BEIJING (AP/Reuters) - China has started investigating French drugmaker Sanofi for allegedly bribing more than 500 Chinese doctors with about 1.7 million yuan (S$351,000) of payments to raise sales, China's Xinhua state news agency said.
Xinhua on Saturday cited a Health Bureau official as saying the team investigating Sanofi would include corruption officials and the Beijing Municipal Health Bureau, and it would look for clinical research programmes with lists of patient names and medical reports.
Sanofi said this week it took "very seriously" allegations published in a Chinese newspaper on Thursday that its staff bribed more than 500 doctors in China in 2007 to raise sales.
An anonymous whistleblower told the 21st Century Business Herald newspaper that Sanofi staff paid bribes totalling about 1.7 million yuan to 503 doctors at 79 hospitals in Shanghai, Beijing, Hangzhou and Guangzhou in late 2007.
The paper, citing documents provided by the anonymous whistleblower, said that in 2007 Sanofi paid doctors 80 yuan every time a patient bought its products, with the largest payment being 11,200 yuan.
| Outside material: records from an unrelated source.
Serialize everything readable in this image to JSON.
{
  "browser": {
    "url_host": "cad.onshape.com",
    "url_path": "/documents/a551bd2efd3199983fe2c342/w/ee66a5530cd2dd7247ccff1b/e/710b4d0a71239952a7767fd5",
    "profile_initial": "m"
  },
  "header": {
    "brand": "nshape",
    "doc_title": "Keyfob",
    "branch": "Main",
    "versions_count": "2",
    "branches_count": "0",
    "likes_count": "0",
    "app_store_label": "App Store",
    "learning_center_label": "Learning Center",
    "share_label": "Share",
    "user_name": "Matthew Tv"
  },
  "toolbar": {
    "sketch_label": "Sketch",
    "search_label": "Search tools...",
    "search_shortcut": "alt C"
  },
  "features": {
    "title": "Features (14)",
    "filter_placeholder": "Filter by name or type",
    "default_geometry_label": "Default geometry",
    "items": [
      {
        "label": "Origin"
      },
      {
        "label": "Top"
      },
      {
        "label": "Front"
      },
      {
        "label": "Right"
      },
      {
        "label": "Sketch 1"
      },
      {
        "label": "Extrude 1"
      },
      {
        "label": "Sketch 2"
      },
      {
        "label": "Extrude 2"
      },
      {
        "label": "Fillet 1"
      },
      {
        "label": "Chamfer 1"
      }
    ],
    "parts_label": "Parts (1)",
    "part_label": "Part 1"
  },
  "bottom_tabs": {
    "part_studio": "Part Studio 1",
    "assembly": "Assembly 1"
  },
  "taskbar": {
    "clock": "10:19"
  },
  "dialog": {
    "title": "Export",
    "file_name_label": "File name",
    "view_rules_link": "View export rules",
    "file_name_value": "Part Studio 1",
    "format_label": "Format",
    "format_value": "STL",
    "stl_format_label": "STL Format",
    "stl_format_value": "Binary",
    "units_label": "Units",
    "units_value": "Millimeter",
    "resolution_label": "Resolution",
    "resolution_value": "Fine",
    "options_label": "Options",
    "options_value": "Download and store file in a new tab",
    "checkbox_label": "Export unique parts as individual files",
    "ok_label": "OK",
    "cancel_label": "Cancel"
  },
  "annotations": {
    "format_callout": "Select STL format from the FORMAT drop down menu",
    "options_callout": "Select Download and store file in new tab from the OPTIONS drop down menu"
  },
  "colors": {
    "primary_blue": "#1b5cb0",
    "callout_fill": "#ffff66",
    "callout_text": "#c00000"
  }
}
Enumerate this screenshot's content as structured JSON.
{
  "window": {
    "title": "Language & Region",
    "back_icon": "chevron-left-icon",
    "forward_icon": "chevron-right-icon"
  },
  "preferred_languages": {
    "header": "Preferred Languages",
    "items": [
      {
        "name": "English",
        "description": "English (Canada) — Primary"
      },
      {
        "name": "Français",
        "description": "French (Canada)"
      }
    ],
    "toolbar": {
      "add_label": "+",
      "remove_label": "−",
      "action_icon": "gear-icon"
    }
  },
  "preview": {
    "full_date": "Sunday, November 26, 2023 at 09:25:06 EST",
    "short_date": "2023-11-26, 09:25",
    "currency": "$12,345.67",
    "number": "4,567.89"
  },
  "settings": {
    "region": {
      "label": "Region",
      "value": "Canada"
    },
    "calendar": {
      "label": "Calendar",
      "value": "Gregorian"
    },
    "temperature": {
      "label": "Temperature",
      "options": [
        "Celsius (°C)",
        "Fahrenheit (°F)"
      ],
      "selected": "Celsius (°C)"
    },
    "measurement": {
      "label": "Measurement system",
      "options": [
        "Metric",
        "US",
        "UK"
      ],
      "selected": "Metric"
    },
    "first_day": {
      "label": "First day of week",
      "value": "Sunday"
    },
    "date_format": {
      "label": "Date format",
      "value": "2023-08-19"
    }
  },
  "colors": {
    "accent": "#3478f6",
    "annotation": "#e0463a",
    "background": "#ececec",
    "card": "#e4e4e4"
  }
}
Most of the payments were made to medical staff in hospitals in Beijing, the commercial hub of Shanghai, the southern city of Guangzhou and the eastern city of Hangzhou, and were listed as "research expenses", the report claimed.
Sanofi said in a statement it was aware of the report but it said it was premature to comment on events that may have occurred in 2007.
It said it had zero tolerance for any unethical practices.
Chinese investigations into bribery and overpricing have centred on Britain's GlaxoSmithKline, but the latest developments suggest they could have a wider impact across the pharmaceuticals industry.
Other companies including Danish drugmaker Novo Nordisk, AstraZeneca, Eli Lilly & Co and Belgium's UCB have all reported visits from the authorities to their Chinese offices.
Analysts have said the investigation into pharmaceuticals are likely to precede a push by the authorities for stricter price controls, which could cut annual growth in drug sales in China by as much as half to 10 per cent.